Monday, June 20, 2011

How Do They Do It?

New pictures of Centaurus A from Hubble's Wide Field Camera 3 have given us an incredible view of another galaxy~ I can't help but wonder how those people who think the actions of any one person have a cosmic importance to the 'creator' of the universe can keep thinking that when seeing these pictures...




The answer is easy, really; they DON'T see the pictures. They don't understand the scale of these things, of how truly microscopic our existence really is, and how powerful this human imagination and lust for information and discovery really is. I don't think they want to.

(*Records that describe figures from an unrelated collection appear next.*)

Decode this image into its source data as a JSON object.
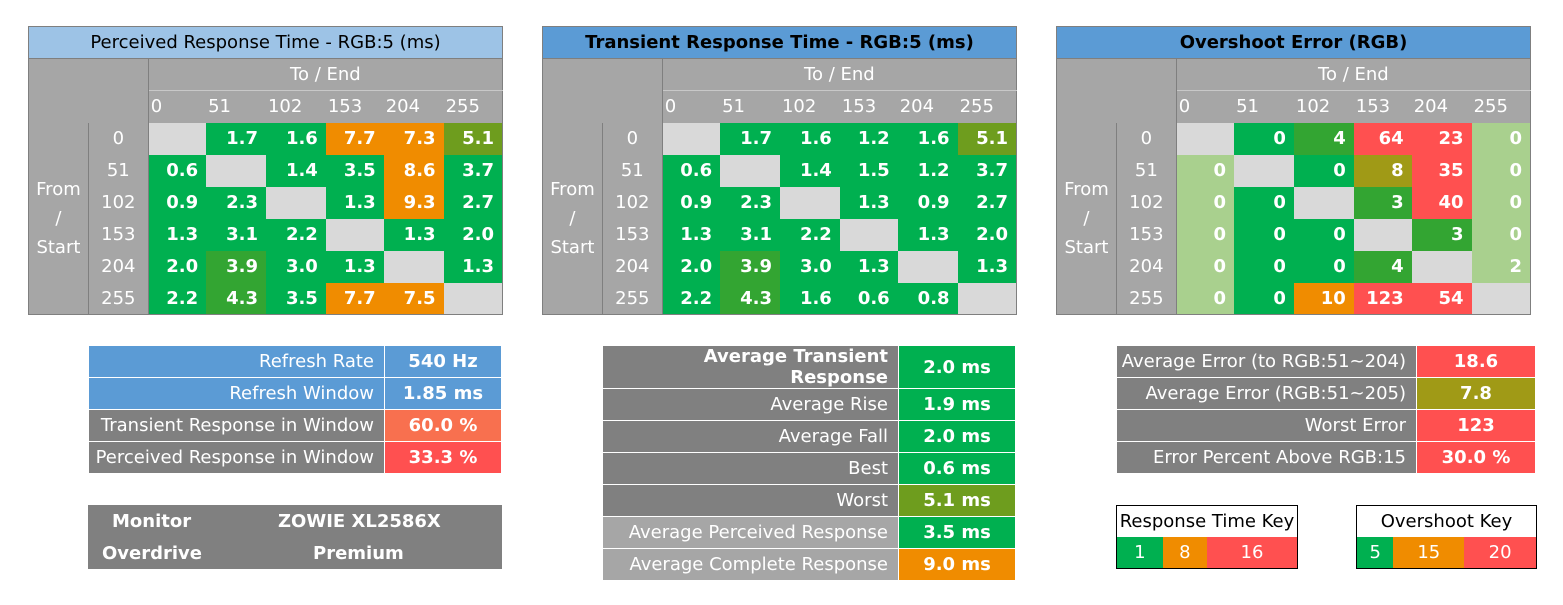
{
  "colors": {
    "green": "#00b050",
    "green2": "#33a532",
    "olive": "#6e9d1e",
    "olive2": "#a09a16",
    "orange": "#f08c00",
    "red": "#ff5050",
    "salmon": "#f8704f",
    "lightgreen": "#a9d08e",
    "diag": "#d9d9d9"
  },
  "labels": {
    "to_end": "To / End",
    "from_start": [
      "From",
      "/",
      "Start"
    ]
  },
  "chart_data": [
    {
      "type": "heatmap",
      "title": "Perceived Response Time - RGB:5 (ms)",
      "axis_labels": [
        "0",
        "51",
        "102",
        "153",
        "204",
        "255"
      ],
      "rows": [
        {
          "label": "0",
          "values": [
            "",
            "1.7",
            "1.6",
            "7.7",
            "7.3",
            "5.1"
          ],
          "colors": [
            "diag",
            "green",
            "green",
            "orange",
            "orange",
            "olive"
          ]
        },
        {
          "label": "51",
          "values": [
            "0.6",
            "",
            "1.4",
            "3.5",
            "8.6",
            "3.7"
          ],
          "colors": [
            "green",
            "diag",
            "green",
            "green",
            "orange",
            "green"
          ]
        },
        {
          "label": "102",
          "values": [
            "0.9",
            "2.3",
            "",
            "1.3",
            "9.3",
            "2.7"
          ],
          "colors": [
            "green",
            "green",
            "diag",
            "green",
            "orange",
            "green"
          ]
        },
        {
          "label": "153",
          "values": [
            "1.3",
            "3.1",
            "2.2",
            "",
            "1.3",
            "2.0"
          ],
          "colors": [
            "green",
            "green",
            "green",
            "diag",
            "green",
            "green"
          ]
        },
        {
          "label": "204",
          "values": [
            "2.0",
            "3.9",
            "3.0",
            "1.3",
            "",
            "1.3"
          ],
          "colors": [
            "green",
            "green2",
            "green",
            "green",
            "diag",
            "green"
          ]
        },
        {
          "label": "255",
          "values": [
            "2.2",
            "4.3",
            "3.5",
            "7.7",
            "7.5",
            ""
          ],
          "colors": [
            "green",
            "green2",
            "green",
            "orange",
            "orange",
            "diag"
          ]
        }
      ]
    },
    {
      "type": "heatmap",
      "title": "Transient Response Time - RGB:5 (ms)",
      "axis_labels": [
        "0",
        "51",
        "102",
        "153",
        "204",
        "255"
      ],
      "rows": [
        {
          "label": "0",
          "values": [
            "",
            "1.7",
            "1.6",
            "1.2",
            "1.6",
            "5.1"
          ],
          "colors": [
            "diag",
            "green",
            "green",
            "green",
            "green",
            "olive"
          ]
        },
        {
          "label": "51",
          "values": [
            "0.6",
            "",
            "1.4",
            "1.5",
            "1.2",
            "3.7"
          ],
          "colors": [
            "green",
            "diag",
            "green",
            "green",
            "green",
            "green"
          ]
        },
        {
          "label": "102",
          "values": [
            "0.9",
            "2.3",
            "",
            "1.3",
            "0.9",
            "2.7"
          ],
          "colors": [
            "green",
            "green",
            "diag",
            "green",
            "green",
            "green"
          ]
        },
        {
          "label": "153",
          "values": [
            "1.3",
            "3.1",
            "2.2",
            "",
            "1.3",
            "2.0"
          ],
          "colors": [
            "green",
            "green",
            "green",
            "diag",
            "green",
            "green"
          ]
        },
        {
          "label": "204",
          "values": [
            "2.0",
            "3.9",
            "3.0",
            "1.3",
            "",
            "1.3"
          ],
          "colors": [
            "green",
            "green2",
            "green",
            "green",
            "diag",
            "green"
          ]
        },
        {
          "label": "255",
          "values": [
            "2.2",
            "4.3",
            "1.6",
            "0.6",
            "0.8",
            ""
          ],
          "colors": [
            "green",
            "green2",
            "green",
            "green",
            "green",
            "diag"
          ]
        }
      ]
    },
    {
      "type": "heatmap",
      "title": "Overshoot Error (RGB)",
      "axis_labels": [
        "0",
        "51",
        "102",
        "153",
        "204",
        "255"
      ],
      "rows": [
        {
          "label": "0",
          "values": [
            "",
            "0",
            "4",
            "64",
            "23",
            "0"
          ],
          "colors": [
            "diag",
            "green",
            "green2",
            "red",
            "red",
            "lightgreen"
          ]
        },
        {
          "label": "51",
          "values": [
            "0",
            "",
            "0",
            "8",
            "35",
            "0"
          ],
          "colors": [
            "lightgreen",
            "diag",
            "green",
            "olive2",
            "red",
            "lightgreen"
          ]
        },
        {
          "label": "102",
          "values": [
            "0",
            "0",
            "",
            "3",
            "40",
            "0"
          ],
          "colors": [
            "lightgreen",
            "green",
            "diag",
            "green2",
            "red",
            "lightgreen"
          ]
        },
        {
          "label": "153",
          "values": [
            "0",
            "0",
            "0",
            "",
            "3",
            "0"
          ],
          "colors": [
            "lightgreen",
            "green",
            "green",
            "diag",
            "green2",
            "lightgreen"
          ]
        },
        {
          "label": "204",
          "values": [
            "0",
            "0",
            "0",
            "4",
            "",
            "2"
          ],
          "colors": [
            "lightgreen",
            "green",
            "green",
            "green2",
            "diag",
            "lightgreen"
          ]
        },
        {
          "label": "255",
          "values": [
            "0",
            "0",
            "10",
            "123",
            "54",
            ""
          ],
          "colors": [
            "lightgreen",
            "green",
            "orange",
            "red",
            "red",
            "diag"
          ]
        }
      ]
    }
  ],
  "refresh_info": [
    {
      "label": "Refresh Rate",
      "value": "540 Hz",
      "label_bg": "bluebg",
      "value_bg": "#5b9bd5"
    },
    {
      "label": "Refresh Window",
      "value": "1.85 ms",
      "label_bg": "bluebg",
      "value_bg": "#5b9bd5"
    },
    {
      "label": "Transient Response in Window",
      "value": "60.0 %",
      "label_bg": "darkbg",
      "value_bg": "#f8704f"
    },
    {
      "label": "Perceived Response in Window",
      "value": "33.3 %",
      "label_bg": "darkbg",
      "value_bg": "#ff5050"
    }
  ],
  "monitor_info": {
    "monitor_label": "Monitor",
    "monitor_value": "ZOWIE XL2586X",
    "overdrive_label": "Overdrive",
    "overdrive_value": "Premium"
  },
  "averages": [
    {
      "label": "Average Transient Response",
      "value": "2.0 ms",
      "bold": true,
      "label_bg": "#808080",
      "value_bg": "#00b050"
    },
    {
      "label": "Average Rise",
      "value": "1.9 ms",
      "bold": false,
      "label_bg": "#808080",
      "value_bg": "#00b050"
    },
    {
      "label": "Average Fall",
      "value": "2.0 ms",
      "bold": false,
      "label_bg": "#808080",
      "value_bg": "#00b050"
    },
    {
      "label": "Best",
      "value": "0.6 ms",
      "bold": false,
      "label_bg": "#808080",
      "value_bg": "#00b050"
    },
    {
      "label": "Worst",
      "value": "5.1 ms",
      "bold": false,
      "label_bg": "#808080",
      "value_bg": "#6e9d1e"
    },
    {
      "label": "Average Perceived Response",
      "value": "3.5 ms",
      "bold": false,
      "label_bg": "#a6a6a6",
      "value_bg": "#00b050"
    },
    {
      "label": "Average Complete Response",
      "value": "9.0 ms",
      "bold": false,
      "label_bg": "#a6a6a6",
      "value_bg": "#f08c00"
    }
  ],
  "errors": [
    {
      "label": "Average Error (to RGB:51~204)",
      "value": "18.6",
      "value_bg": "#ff5050"
    },
    {
      "label": "Average Error (RGB:51~205)",
      "value": "7.8",
      "value_bg": "#a09a16"
    },
    {
      "label": "Worst Error",
      "value": "123",
      "value_bg": "#ff5050"
    },
    {
      "label": "Error Percent Above RGB:15",
      "value": "30.0 %",
      "value_bg": "#ff5050"
    }
  ],
  "response_key": {
    "title": "Response Time Key",
    "items": [
      {
        "v": "1",
        "c": "#00b050"
      },
      {
        "v": "8",
        "c": "#f08c00"
      },
      {
        "v": "16",
        "c": "#ff5050"
      }
    ]
  },
  "overshoot_key": {
    "title": "Overshoot Key",
    "items": [
      {
        "v": "5",
        "c": "#00b050"
      },
      {
        "v": "15",
        "c": "#f08c00"
      },
      {
        "v": "20",
        "c": "#ff5050"
      }
    ]
  }
}
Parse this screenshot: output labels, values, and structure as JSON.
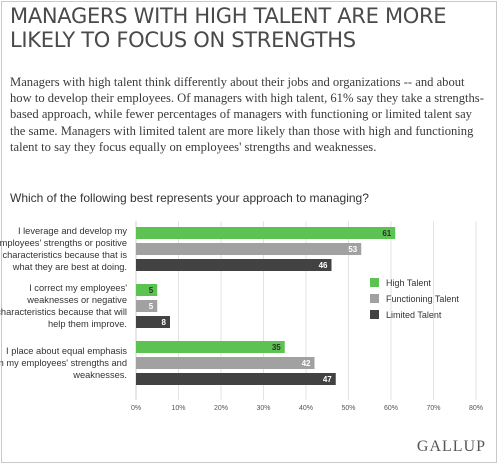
{
  "header": {
    "title": "MANAGERS WITH HIGH TALENT ARE MORE LIKELY TO FOCUS ON STRENGTHS",
    "description": "Managers with high talent think differently about their jobs and organizations -- and about how to develop their employees. Of managers with high talent, 61% say they take a strengths-based approach, while fewer percentages of managers with functioning or limited talent say the same. Managers with limited talent are more likely than those with high and functioning talent to say they focus equally on employees' strengths and weaknesses."
  },
  "brand": "GALLUP",
  "chart_data": {
    "type": "bar",
    "orientation": "horizontal",
    "title": "Which of the following best represents your approach to managing?",
    "categories": [
      [
        "I leverage and develop my",
        "employees' strengths or positive",
        "characteristics because that is",
        "what they are best at doing."
      ],
      [
        "I correct my employees'",
        "weaknesses or negative",
        "characteristics because that will",
        "help them improve."
      ],
      [
        "I place about equal emphasis",
        "on my employees' strengths and",
        "weaknesses."
      ]
    ],
    "series": [
      {
        "name": "High Talent",
        "color": "#5cc251",
        "values": [
          61,
          5,
          35
        ]
      },
      {
        "name": "Functioning Talent",
        "color": "#a1a1a1",
        "values": [
          53,
          5,
          42
        ]
      },
      {
        "name": "Limited Talent",
        "color": "#424242",
        "values": [
          46,
          8,
          47
        ]
      }
    ],
    "xlim": [
      0,
      80
    ],
    "xticks": [
      "0%",
      "10%",
      "20%",
      "30%",
      "40%",
      "50%",
      "60%",
      "70%",
      "80%"
    ],
    "grid": true,
    "legend_position": "right"
  }
}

When one begins to understand what 'cosmic' really means, how vast our universe is, and how small we are in relation, the real question for the religious should be "why would it care?" Do we take notice of that individual grain of sand somewhere in the beach? That individual grain is everything we've ever known, every human who's ever lived, every dream that's ever been dreamt.. Our entire existence is that single grain, a single drop in a cosmic ocean, and truly we never take heed to such an insignificant thing.

"but god DOES care!" they will say~ but why? What justification is there to care? Surely when you paint, you must focus on a single pigment, right? It's arrogance, not faith, that drives this notion of self importance~ It's fear, not love, that perpetuates this ignorance.

Accept the truth. Accept that we are only significant to ourselves, and not to the cosmos. Understand that when one stands at the level they prescribe to their god, that we aren't even noticeable~ we blend invisibly into the larger picture, and even that is an understatement. We toil and spend our lives doing things confined to this rock, things that will NEVER have consequence (at least for the foreseeable future) on a level as small as our solar system, let alone our galaxy~ or the hundreds of billions of galaxies outside of it. The door to our human imagination is only open once we discard these trappings of self importance, once we discontinue the inane act of observing ourselves in relation to our superstition, and begin to focus on the world around us, and the reality in which we exist~ there is so much there that I suspect there is no room for the supernatural...

When confronted with pictures of other galaxies, images of something so mind-numbingly large that we have no physical way of truly comprehending it, believing in a self-importance that extends beyond those things is truly the height of arrogance~ an arrogance disguised as pious humility.